Nearly half of U.S. business owners surveyed say men were more capable than women, and more than 40 percent say women were inferior to men, an Ipsos poll indicates, highlighting a striking divide between the prevalence of sexist attitudes among business leaders and the general male population.

The poll, which was published Tuesday, indicated 47 percent of U.S. business owners, including 45 percent of senior executives, answered "agree very much" or "agree somewhat" to the statement: "I believe that men are more capable of doing things in society such as working, earning money, being educated and teaching than women." Only 22 percent of total respondents agreed with that statement, and only 28 percent of the overall male population agreed with the statement. 

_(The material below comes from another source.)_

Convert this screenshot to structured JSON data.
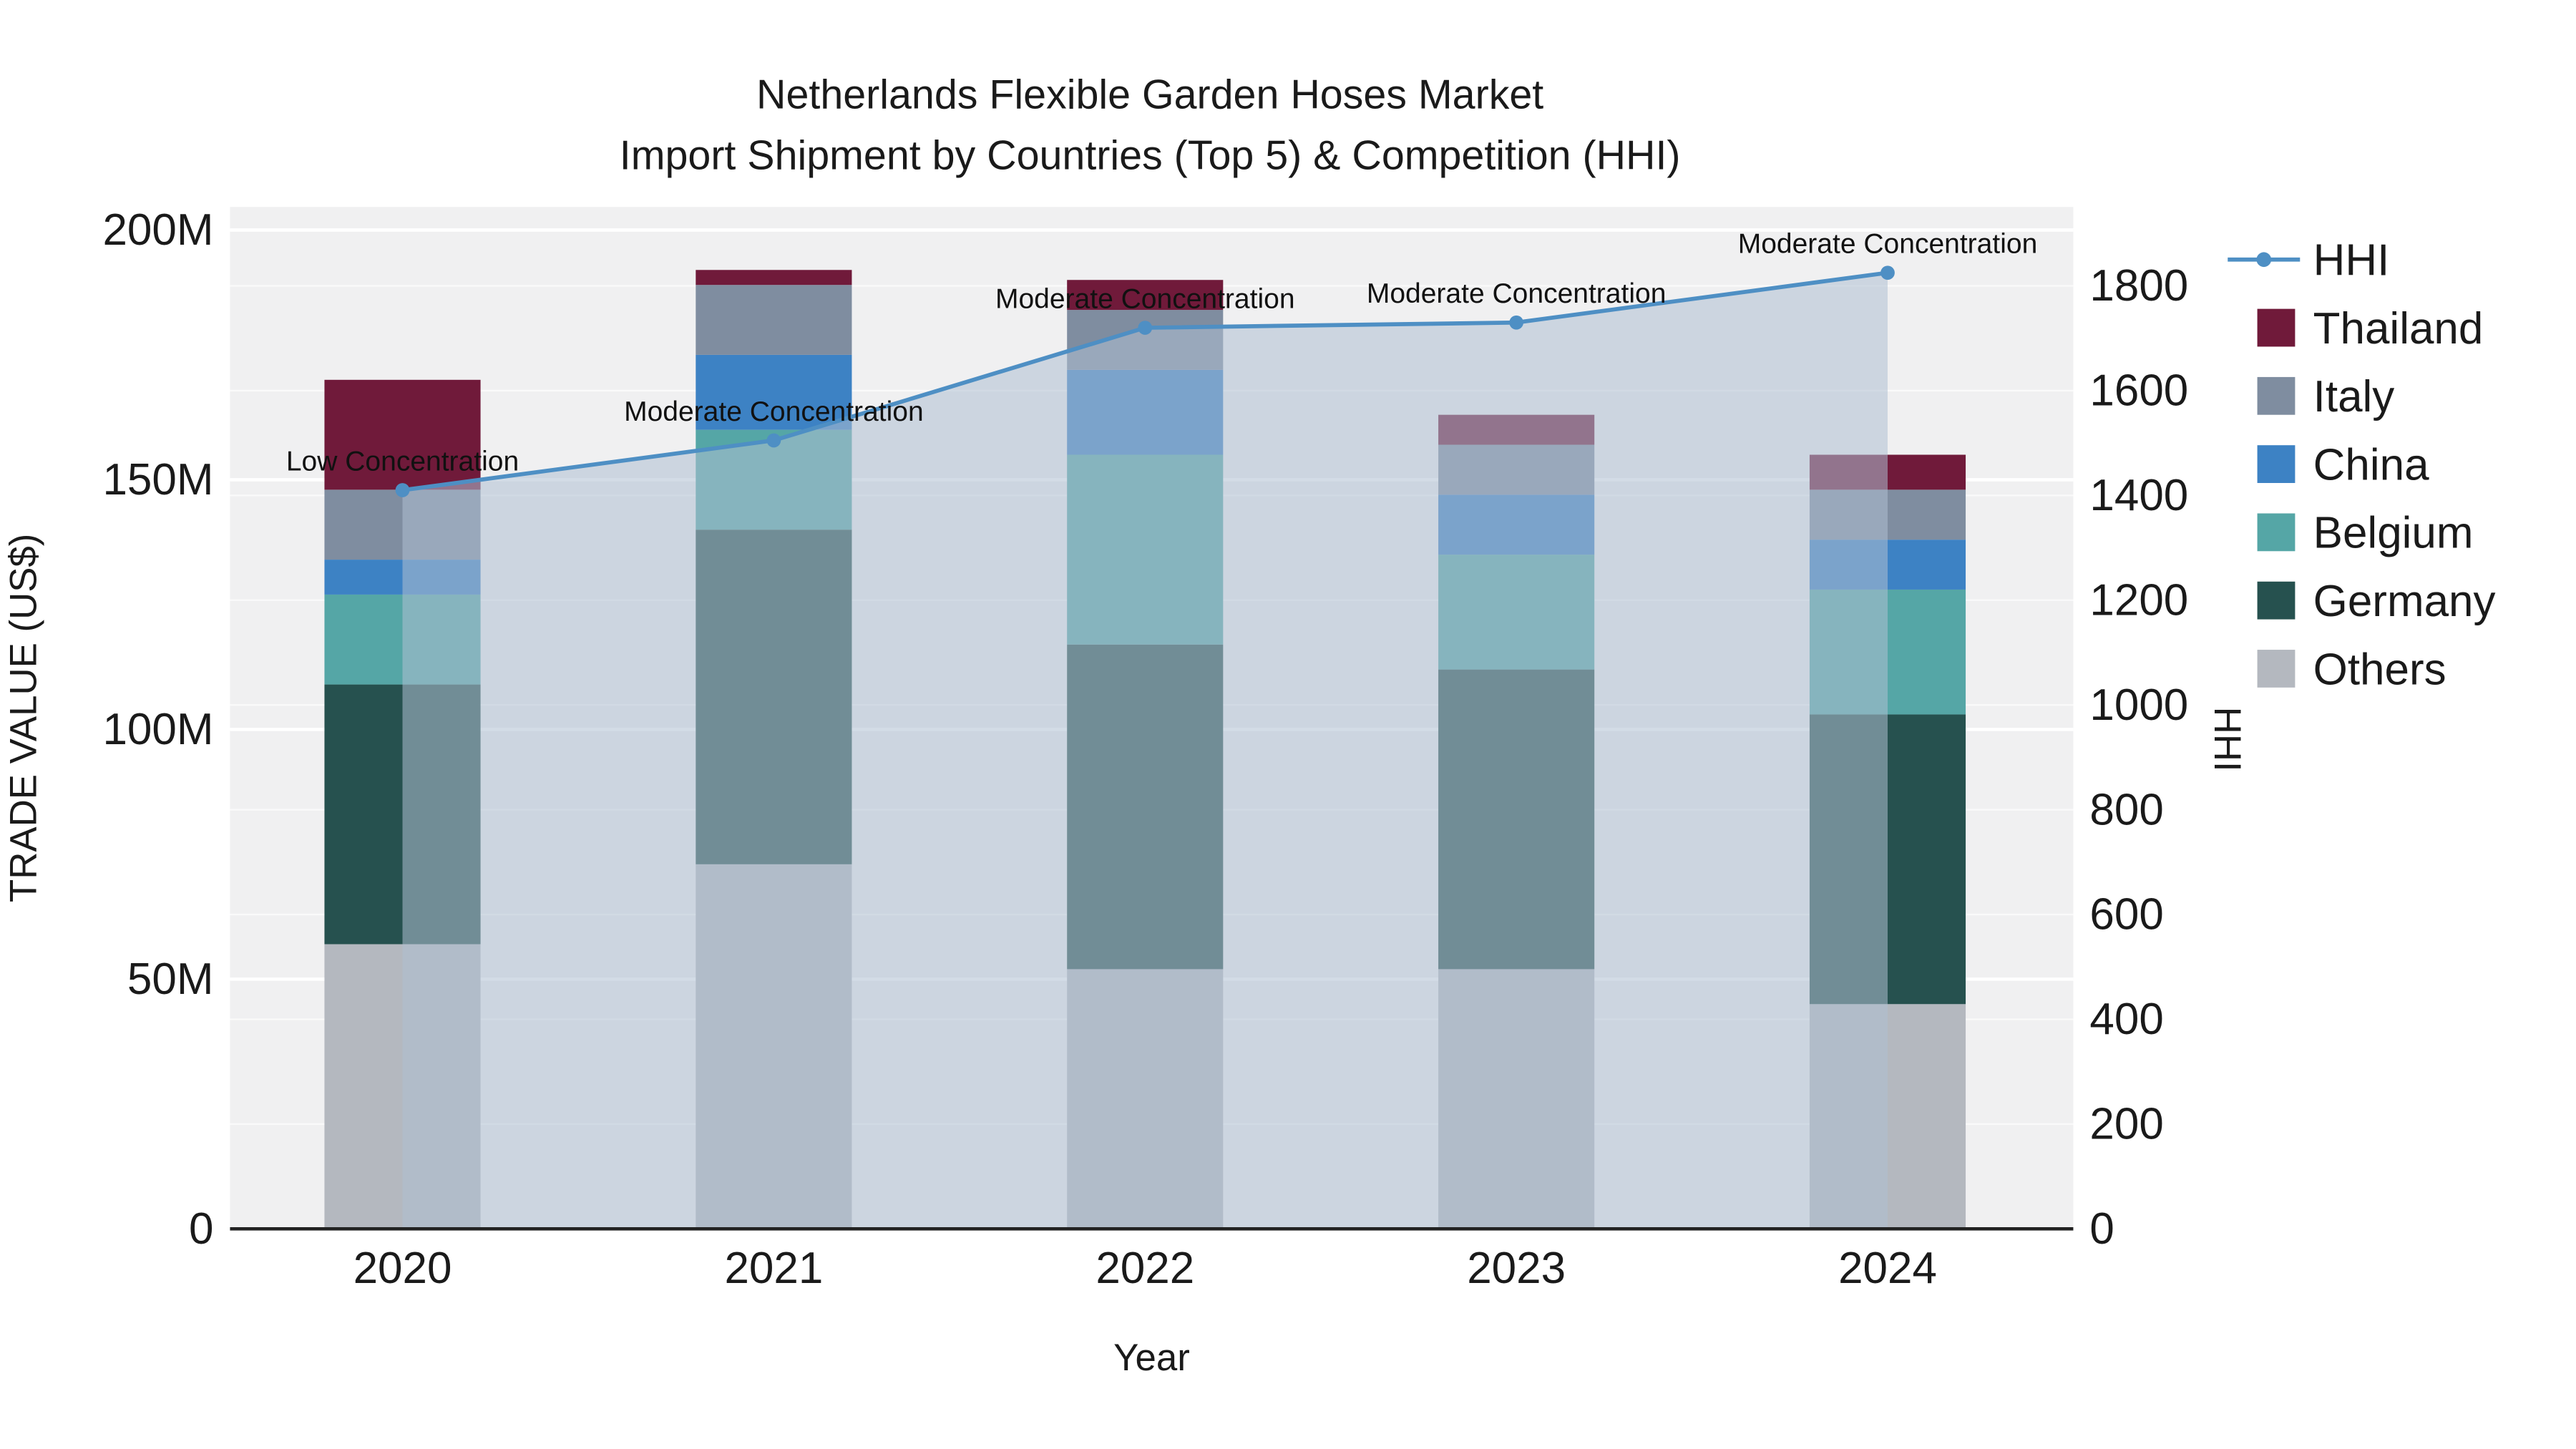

Sexist attitudes among business owners and senior executives were on display in responses to other questions as well. In response to the statement: "I believe that women are inferior to men," only 17 percent of the population and 21 percent of men agreed or somewhat agreed. But 43 percent of business owners and 40 percent of senior executives agreed or somewhat agreed. 

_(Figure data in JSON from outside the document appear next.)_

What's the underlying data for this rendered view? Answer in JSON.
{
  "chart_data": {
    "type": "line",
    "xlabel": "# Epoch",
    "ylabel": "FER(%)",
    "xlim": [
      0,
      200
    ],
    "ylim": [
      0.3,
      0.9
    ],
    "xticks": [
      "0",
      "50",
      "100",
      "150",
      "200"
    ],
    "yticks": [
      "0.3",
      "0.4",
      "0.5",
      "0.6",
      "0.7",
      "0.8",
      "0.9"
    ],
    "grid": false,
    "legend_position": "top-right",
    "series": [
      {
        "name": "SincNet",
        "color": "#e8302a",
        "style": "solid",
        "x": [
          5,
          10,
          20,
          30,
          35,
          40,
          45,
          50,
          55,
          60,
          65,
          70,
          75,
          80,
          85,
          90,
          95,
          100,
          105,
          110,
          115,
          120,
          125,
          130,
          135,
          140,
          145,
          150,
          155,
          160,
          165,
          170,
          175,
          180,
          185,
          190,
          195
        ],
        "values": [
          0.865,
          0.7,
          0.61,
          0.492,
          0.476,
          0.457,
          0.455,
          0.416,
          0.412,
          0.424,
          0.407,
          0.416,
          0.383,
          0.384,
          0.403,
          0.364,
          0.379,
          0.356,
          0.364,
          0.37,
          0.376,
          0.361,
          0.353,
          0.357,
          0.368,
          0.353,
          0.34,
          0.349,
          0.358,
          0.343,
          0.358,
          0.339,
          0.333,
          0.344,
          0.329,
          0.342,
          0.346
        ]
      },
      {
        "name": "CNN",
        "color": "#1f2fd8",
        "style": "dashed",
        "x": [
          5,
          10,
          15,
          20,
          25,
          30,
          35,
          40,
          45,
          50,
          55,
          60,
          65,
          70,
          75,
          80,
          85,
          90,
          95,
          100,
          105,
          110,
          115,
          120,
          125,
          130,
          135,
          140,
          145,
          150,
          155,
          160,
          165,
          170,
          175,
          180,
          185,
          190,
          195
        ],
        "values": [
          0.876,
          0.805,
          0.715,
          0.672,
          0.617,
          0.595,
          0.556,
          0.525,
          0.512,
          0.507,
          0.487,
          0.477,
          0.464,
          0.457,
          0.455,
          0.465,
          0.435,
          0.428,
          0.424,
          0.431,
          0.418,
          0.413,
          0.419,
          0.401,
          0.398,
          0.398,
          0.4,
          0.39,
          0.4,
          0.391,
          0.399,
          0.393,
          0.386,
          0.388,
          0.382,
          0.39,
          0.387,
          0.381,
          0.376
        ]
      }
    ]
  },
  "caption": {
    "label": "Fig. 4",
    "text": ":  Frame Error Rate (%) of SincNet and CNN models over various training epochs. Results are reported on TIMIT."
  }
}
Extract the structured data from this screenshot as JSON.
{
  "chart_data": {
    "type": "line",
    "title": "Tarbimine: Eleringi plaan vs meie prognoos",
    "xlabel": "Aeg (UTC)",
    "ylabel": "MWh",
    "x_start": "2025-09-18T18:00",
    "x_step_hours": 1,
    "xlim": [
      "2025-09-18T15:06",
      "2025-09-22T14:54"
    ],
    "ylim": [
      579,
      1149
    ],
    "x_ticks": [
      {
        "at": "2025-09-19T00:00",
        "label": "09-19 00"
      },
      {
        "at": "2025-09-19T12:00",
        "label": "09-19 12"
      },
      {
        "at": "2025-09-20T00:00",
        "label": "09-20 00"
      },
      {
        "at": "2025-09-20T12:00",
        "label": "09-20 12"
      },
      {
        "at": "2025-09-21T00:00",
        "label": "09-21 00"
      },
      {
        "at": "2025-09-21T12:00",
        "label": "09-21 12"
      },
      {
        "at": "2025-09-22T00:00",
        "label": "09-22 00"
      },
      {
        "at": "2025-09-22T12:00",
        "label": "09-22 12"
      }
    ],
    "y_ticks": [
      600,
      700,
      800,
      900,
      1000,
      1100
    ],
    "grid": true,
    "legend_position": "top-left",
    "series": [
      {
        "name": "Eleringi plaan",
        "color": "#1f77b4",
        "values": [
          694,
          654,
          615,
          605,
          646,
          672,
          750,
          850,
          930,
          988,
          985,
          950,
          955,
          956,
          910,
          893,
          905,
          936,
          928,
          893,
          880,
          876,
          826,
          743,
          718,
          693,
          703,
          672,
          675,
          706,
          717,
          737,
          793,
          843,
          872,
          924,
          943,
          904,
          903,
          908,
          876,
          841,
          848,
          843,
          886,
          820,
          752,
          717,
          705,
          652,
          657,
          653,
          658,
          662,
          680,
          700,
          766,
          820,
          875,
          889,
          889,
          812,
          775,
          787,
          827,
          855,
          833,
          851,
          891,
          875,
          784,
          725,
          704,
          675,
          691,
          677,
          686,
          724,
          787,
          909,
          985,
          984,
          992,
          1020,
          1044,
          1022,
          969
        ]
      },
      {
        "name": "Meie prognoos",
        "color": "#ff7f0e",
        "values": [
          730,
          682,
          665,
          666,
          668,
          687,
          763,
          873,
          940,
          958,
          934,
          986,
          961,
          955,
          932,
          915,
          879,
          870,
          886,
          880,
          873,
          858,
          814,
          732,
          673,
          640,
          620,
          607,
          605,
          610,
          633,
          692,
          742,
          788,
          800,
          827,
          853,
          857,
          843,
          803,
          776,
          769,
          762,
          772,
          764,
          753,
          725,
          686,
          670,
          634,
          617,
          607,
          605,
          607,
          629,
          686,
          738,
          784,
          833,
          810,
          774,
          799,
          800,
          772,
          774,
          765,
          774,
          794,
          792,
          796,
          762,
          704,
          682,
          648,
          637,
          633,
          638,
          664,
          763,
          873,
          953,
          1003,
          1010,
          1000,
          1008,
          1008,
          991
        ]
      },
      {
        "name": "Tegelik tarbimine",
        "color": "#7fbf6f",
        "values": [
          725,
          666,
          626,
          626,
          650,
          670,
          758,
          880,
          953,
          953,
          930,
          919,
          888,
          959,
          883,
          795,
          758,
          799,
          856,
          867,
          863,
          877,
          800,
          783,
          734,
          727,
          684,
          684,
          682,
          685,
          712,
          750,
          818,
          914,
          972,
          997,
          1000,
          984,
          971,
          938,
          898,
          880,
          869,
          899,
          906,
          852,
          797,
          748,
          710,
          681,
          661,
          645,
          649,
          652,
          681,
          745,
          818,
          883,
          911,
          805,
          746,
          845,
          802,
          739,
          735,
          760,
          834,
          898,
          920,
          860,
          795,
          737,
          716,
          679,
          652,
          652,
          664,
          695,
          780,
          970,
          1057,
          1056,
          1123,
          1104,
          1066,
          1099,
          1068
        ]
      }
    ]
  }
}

The poll, which surveyed 1,001 adults in the U.S. Jan. 20-Feb 3., did not divide responses from business owners or senior executives into gender categories, so it's hard to know if a greater percentage of men in ownership and leadership positions contributed to those groups' more sexist responses. But according to the National Association of Women Business Owners, women-owned businesses account for 31 percent of all privately held firms in the U.S. In 2015, women held 51.5 percent of all management, professional and related occupations, according to Catalyst, a nonprofit that promotes women in the workforce. But Catalyst also found that women make up just 25 percent of senior-level officials and managers at S&P 500 companies.  

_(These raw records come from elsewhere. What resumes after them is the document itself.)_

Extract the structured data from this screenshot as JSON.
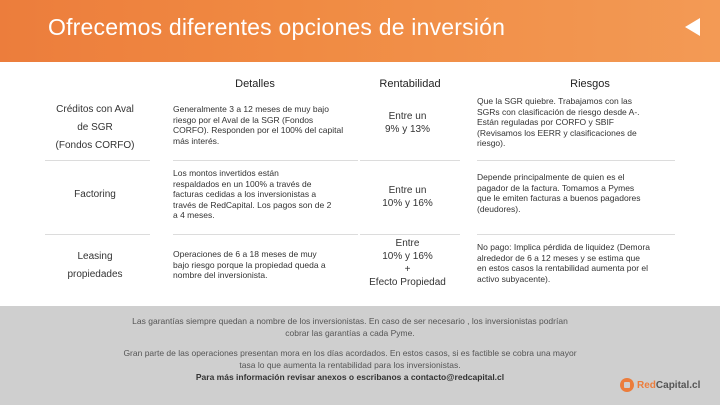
{
  "header": {
    "title": "Ofrecemos diferentes opciones de inversión",
    "back_icon": "triangle-left-icon"
  },
  "table": {
    "columns": [
      "Detalles",
      "Rentabilidad",
      "Riesgos"
    ],
    "rows": [
      {
        "name": [
          "Créditos con Aval",
          "de SGR",
          "(Fondos CORFO)"
        ],
        "detail": [
          "Generalmente 3 a 12 meses de muy bajo",
          "riesgo por el Aval de la SGR (Fondos",
          "CORFO). Responden por el 100% del capital",
          "más interés."
        ],
        "rent": [
          "Entre un",
          "9% y 13%"
        ],
        "risk": [
          "Que la SGR quiebre. Trabajamos con las",
          "SGRs con clasificación de riesgo desde A-.",
          "Están reguladas por CORFO y SBIF",
          "(Revisamos los EERR y clasificaciones de",
          "riesgo)."
        ]
      },
      {
        "name": [
          "Factoring"
        ],
        "detail": [
          "Los montos invertidos están",
          "respaldados en un 100% a través de",
          "facturas cedidas a los inversionistas a",
          "través de RedCapital. Los pagos son de 2",
          "a 4 meses."
        ],
        "rent": [
          "Entre un",
          "10% y 16%"
        ],
        "risk": [
          "Depende principalmente de quien es el",
          "pagador de la factura. Tomamos a Pymes",
          "que le emiten facturas a buenos pagadores",
          "(deudores)."
        ]
      },
      {
        "name": [
          "Leasing",
          "propiedades"
        ],
        "detail": [
          "Operaciones de 6 a 18 meses de muy",
          "bajo riesgo porque la propiedad queda a",
          "nombre del inversionista."
        ],
        "rent": [
          "Entre",
          "10% y 16%",
          "+",
          "Efecto Propiedad"
        ],
        "risk": [
          "No pago: Implica pérdida de liquidez (Demora",
          "alrededor de 6 a 12 meses y se estima que",
          "en estos casos la rentabilidad aumenta por el",
          "activo subyacente)."
        ]
      }
    ]
  },
  "footer": {
    "lines": [
      "Las garantías siempre quedan a nombre de los inversionistas. En caso de ser necesario , los inversionistas podrían",
      "cobrar las garantías a cada Pyme.",
      "Gran parte de las operaciones presentan mora en los días acordados. En estos casos, si es factible se cobra una mayor",
      "tasa lo que aumenta la rentabilidad para los inversionistas.",
      "Para más información revisar anexos o escribanos a contacto@redcapital.cl"
    ],
    "logo_red": "Red",
    "logo_rest": "Capital.cl"
  },
  "colors": {
    "header": "#ec7d3c",
    "footer_bg": "#cfcfcf"
  }
}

So while men do make up a higher percentage of business owners and senior executives than women, that alone can't explain the group's belief in the inherent superiority of men. Men as a whole are much less likely to agree with sexist statements than business owners. In fact, the general male population was much closer to women in their responses.  For example, 13 percent of women agreed that men are superior to women, compared to 21 percent of men, 40 percent of senior executives and 43 percent of business owners. 

The results show what women in the workforce have been saying for years: While sexism is a problem across society, it is especially pernicious in the workforce.